According to José Duran, Costa Rica’s representative of the Agencia Centroamericana para la Seguridad Aeronáutica (ACSA) – Central American Agency for Aviation Safety –  there is an urgent need for the control unmanned aerial vehicles (UAV), commonly known as a drones.

The types of drones that are flying all over, like during the celebrations of the World Cup in June, zigzagging over crowds are more common than not. These small unpiloted aircrafts can reach heights of 1.000 metres (1 kilometre) and speeds of up to 120 km/h, as in the case of scale models and 300 metres for for the multiple propeller models.

Aeryon Scout In Flight
Aeryon Scout In Flight

“What we want in the regulations is to limit the use, the drones no to fly within 30 metres from a group of people, and the altitude not to cause an accident with another aircraft,” said Duran.

ACSA also advocates establishing controls on operators to ensure that the devices are certified and promotes the creation of restrictions to prevent violations of the privacy of individuals.

Last May, for example, a drone was found in the gardens of the main buidling of the Judiciary offices in San José. The Organismo de Investigación Judicial (OIJ) is investigating if the drone fell by accident or was there taking pictures (spying).

The lack of controls also worries the Dirección de Aviación Civil (Civil Aviation), which cannot say now many of the devices are flying around the country.

“We are in the process of creating regulation, they are not allowed (…). We have even had problems with the drones interfering with air traffic,” said Alvaro Vargas, chief of Civil Aviation.

The drones have legitimate uses. Besides shooting videos, they can be used for things as mapping and imaging for three dimensional topography and geological analysis.

Research scientists used three Aerovironment RQ-14 Dragon Eye UAVs from the United States Marine Corps to carry instrument payloads for up to an hour within a volcanic plume. Credit: NASA/Matthew Fladeland
Research scientists used three Aerovironment RQ-14 Dragon Eye UAVs from the United States Marine Corps to carry instrument payloads for up to an hour within a volcanic plume.
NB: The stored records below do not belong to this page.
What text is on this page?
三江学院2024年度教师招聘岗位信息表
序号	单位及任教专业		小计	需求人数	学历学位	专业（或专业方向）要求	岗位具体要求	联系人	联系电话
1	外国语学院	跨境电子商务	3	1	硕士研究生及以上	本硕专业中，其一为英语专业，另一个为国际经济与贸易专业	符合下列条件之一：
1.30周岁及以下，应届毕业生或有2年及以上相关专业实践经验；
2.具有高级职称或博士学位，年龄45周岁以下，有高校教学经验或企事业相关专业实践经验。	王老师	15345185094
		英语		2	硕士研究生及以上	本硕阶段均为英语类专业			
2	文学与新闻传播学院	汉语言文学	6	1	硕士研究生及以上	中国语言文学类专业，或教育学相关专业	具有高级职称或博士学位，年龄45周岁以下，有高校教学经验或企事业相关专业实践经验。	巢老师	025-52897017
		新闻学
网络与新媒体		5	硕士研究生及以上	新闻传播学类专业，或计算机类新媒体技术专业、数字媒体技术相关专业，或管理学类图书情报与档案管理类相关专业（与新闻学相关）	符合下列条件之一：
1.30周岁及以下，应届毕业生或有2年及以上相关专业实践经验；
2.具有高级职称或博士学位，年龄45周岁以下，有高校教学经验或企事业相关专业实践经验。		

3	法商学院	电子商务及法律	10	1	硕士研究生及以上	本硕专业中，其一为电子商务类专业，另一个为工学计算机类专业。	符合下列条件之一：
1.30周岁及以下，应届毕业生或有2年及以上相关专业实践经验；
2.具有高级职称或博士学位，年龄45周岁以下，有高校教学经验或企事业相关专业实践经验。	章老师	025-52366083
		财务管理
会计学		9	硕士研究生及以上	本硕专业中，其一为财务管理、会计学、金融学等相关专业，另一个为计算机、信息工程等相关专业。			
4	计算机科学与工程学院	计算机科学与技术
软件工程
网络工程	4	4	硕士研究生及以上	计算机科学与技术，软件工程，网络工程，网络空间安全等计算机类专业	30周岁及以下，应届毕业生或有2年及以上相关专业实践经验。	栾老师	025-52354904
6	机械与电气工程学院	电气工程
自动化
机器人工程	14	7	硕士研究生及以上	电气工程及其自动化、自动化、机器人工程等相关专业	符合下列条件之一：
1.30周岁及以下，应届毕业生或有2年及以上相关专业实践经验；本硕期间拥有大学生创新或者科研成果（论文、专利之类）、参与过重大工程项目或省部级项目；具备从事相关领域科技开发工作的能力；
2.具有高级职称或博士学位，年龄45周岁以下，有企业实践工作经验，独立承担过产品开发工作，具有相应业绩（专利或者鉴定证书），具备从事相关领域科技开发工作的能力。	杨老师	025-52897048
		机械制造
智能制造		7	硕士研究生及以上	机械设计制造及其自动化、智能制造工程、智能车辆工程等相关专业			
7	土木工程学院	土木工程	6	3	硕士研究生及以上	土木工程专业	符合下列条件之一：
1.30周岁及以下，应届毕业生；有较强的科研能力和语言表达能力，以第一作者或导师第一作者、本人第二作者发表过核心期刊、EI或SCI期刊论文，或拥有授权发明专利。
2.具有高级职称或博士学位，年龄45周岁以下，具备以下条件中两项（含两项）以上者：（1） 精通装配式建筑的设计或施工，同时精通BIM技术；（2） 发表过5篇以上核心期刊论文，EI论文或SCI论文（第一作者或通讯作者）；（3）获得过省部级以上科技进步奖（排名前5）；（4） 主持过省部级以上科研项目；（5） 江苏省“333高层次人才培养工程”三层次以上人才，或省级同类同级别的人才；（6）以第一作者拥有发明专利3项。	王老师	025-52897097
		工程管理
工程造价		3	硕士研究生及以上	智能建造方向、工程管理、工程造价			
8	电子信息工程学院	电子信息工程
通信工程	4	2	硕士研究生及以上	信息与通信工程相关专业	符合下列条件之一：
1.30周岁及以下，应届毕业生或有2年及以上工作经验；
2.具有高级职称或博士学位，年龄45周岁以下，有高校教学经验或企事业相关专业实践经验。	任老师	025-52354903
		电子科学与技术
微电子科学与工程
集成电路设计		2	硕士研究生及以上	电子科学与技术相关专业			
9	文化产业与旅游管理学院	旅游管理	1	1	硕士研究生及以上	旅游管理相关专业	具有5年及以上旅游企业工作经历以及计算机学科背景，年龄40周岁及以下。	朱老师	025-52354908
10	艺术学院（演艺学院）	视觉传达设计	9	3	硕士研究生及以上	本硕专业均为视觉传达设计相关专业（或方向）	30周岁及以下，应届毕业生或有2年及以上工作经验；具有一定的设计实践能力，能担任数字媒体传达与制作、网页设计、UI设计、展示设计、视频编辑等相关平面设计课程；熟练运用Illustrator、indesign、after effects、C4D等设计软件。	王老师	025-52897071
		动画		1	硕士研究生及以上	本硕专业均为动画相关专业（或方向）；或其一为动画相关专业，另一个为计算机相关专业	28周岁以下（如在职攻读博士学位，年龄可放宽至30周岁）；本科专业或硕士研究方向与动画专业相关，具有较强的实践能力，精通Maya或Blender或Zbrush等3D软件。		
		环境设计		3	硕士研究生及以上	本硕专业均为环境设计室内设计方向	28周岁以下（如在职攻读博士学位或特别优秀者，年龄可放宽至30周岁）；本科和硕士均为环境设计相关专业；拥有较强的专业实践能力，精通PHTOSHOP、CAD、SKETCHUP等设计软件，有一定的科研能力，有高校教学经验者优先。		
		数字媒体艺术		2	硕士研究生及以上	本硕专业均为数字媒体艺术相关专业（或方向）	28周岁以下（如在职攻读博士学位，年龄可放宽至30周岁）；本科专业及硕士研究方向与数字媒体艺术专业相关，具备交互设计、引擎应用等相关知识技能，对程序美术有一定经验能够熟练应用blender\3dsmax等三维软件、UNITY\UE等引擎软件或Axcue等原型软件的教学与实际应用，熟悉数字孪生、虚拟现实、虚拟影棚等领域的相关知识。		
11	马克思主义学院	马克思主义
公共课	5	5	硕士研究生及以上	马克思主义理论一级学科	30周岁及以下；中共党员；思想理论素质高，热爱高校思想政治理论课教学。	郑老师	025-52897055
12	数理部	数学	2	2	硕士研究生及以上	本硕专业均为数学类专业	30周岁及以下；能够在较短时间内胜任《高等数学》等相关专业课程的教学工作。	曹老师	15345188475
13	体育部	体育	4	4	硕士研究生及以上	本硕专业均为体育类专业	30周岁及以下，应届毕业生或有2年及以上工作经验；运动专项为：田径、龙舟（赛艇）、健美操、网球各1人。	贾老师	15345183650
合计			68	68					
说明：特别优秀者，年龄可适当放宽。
Credit: NASA/Matthew Fladeland

NASA researchers have flown an unmanned aerial vehicle (UAV) equipped with cameras and sensors into the sulfuric plume and over the summit crater of Turrialba Volcano, near San Jose, Costa Rica, according to the space agency. Costa Rica’s volcanoes provide “suburb natural laboratories” for testing and developing volcanological UAV systems, NASA said.

Around the world, drones used for military purposes and police surveillance, has generated strong criticism.

Parrot A.R. Drone 2.0
Parrot A.R. Drone 2.0

Mattie Nelson, manager of the Aitec Group which employs this technology, considers it urgent to regulate the activity in Costa Rica.  “There should be a record of the equipment in the country, legal regulations for operation and certification of operators,” said Mattie. “Operators whould be required to comply with all regulations such as not flying into reserved air space,” added Mattie.

The idea of a pilotless aircraft is not a new concept. The concept of drones dates back to the mid-1800s. What is making them popular today is their affordability. A used drone can be purchased for about ¢320.000 colones, according to the RCCostarica.com forum, a website dedicated to the radion control community in the country.